Brandon Dekosky (NIAID)
John Misasi (NIAID)
Kendra Leigh (NIAID)
Ebola virus is a large, negative-strand RNA virus composed of 7 genes encoding viral proteins, including a single glycoprotein (GP). The virus is responsible for causing Ebola virus disease (EVD), formerly known as Ebola hemorrhagic fever (EHF), in humans. In particular, Bundibugyo (BDBV), Zaire (EBOV), and Sudan (SUDV) species have been associated with large outbreaks of EVD in Africa and reported case fatality rates of up to 90%. Transmission of Ebola virus to humans is not yet fully understood but is likely due to incidental exposure to infected animals. EVD spreads through human-to-human transmission, with infection resulting from direct contact with blood, secretions, organs or other bodily fluids of infected people, and indirect contact with environments contaminated by such fluids.

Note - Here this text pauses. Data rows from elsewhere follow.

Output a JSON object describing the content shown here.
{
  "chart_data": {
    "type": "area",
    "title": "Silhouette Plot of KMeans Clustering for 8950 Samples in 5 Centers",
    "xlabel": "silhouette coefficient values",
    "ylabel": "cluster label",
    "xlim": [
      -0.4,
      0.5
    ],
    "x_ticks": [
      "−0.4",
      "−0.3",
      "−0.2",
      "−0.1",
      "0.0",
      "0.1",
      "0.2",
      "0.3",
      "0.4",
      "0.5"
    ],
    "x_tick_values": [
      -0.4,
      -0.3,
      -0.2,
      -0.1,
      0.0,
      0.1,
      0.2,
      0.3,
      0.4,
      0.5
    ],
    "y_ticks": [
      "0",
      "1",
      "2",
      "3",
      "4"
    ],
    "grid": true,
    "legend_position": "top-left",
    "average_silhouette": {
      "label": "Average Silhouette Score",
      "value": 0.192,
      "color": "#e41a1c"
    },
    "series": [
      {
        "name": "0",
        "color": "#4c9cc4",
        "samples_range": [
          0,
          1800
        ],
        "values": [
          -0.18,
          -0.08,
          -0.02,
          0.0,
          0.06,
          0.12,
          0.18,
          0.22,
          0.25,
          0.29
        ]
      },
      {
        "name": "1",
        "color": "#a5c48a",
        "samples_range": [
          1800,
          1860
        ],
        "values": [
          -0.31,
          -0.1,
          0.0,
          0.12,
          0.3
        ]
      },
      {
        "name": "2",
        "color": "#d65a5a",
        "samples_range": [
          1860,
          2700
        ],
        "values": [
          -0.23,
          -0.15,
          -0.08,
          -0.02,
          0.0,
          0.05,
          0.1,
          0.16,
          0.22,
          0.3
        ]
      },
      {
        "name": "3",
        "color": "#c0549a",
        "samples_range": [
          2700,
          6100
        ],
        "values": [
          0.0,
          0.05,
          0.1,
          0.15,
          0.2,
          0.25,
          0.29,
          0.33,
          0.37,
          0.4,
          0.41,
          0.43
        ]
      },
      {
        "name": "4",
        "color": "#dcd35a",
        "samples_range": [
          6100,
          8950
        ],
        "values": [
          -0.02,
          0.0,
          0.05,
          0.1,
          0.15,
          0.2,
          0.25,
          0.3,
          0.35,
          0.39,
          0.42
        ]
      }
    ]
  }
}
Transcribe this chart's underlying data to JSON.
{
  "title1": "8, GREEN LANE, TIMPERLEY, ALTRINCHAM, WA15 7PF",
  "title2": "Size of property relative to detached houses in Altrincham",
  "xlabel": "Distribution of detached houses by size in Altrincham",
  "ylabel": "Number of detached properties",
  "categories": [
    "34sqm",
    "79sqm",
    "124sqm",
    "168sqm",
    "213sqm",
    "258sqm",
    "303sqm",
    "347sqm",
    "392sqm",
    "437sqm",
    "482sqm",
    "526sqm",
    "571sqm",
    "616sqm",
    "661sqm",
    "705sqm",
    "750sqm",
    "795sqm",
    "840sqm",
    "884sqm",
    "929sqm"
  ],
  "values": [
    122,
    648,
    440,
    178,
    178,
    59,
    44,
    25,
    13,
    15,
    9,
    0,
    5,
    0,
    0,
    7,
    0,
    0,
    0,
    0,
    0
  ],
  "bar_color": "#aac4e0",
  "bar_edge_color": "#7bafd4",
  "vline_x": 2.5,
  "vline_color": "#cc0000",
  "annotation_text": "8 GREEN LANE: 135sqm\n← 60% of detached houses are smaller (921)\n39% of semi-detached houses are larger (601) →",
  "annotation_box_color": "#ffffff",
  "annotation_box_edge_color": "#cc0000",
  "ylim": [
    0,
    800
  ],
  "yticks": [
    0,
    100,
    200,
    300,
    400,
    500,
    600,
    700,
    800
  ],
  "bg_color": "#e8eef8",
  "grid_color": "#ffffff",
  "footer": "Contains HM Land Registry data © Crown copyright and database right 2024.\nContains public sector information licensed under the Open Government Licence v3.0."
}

EVD has an incubation period of 2 to 21 days (7 days on average, depending on the strain) followed by a rapid onset of non-specific symptoms such as fever, extreme fatigue, gastrointestinal complaints, abdominal pain, anorexia, headache, myalgias and/or arthralgias.
While prior outbreaks of EVD have been localized to regions of Africa, there is a potential threat of spread to other countries given the frequency of international travel. The 2014 outbreak in West Africa was first recognized in March 2014, and as of April 13, 2016, the number of cases far exceeded the largest prior EVD outbreak with a combined total (suspected, probable, and laboratory-confirmed) 28616 cases and 11310 deaths (case fatality rate = 39.5%). The largest previous outbreak occurred in Uganda in 2000-2001 with 425 cases and 224 deaths (case-fatality rate=53%).
Viruses in the Filoviridae family are also categorized as potential threats for use as biological weapons due to ease of dissemination and transmission, and high levels of mortality. Currently, no effective therapies or FDA-licensed vaccines exist for any member of Filoviridae family of viruses.
Researchers at the Vaccine Research Center (VRC) of the National Institute of Allergy and Infectious Diseases (NIAID) developed eight high-affinity human monoclonal antibodies, specifically EboV.YD.01, EboV.YD.02, EboV.YD.03, and EboV.YD.04, EboV.YD.05, EboV.YD.06, EboV.YD.07 and EboV.YD.08 which bind with nanomolar affinity against Ebola virus glycoprotein. The human monoclonal antibodies have been assessed by functional assays, epitope mapping, affinity measurements and in vitro neutralization assays.
This technology is available for licensing for commercial development in accordance with 35 U.S.C. § 209 and 37 CFR Part 404.
- Prevention of acquisition of Ebola Zaire virus.
- Antibody therapy for people exposed to Ebola Zaire virus.
- Diagnostics for Ebola Zaire virus.
- High-affinity neutralizing antibodies (mAbs), targeting Ebola virus (EBOV) glycoprotein from a human Ebolavirus vaccine.
- Currently, there are no Food and Drug Administration (FDA)-approved vaccines or therapeutics available for prevention, post-exposure, or treatment for EBOV.
- The EboV.YD.01 - EboV.YD.08 antibodies can be combined with other biologicals and vaccines for prevention and therapy of Ebola Zaire infection/disease.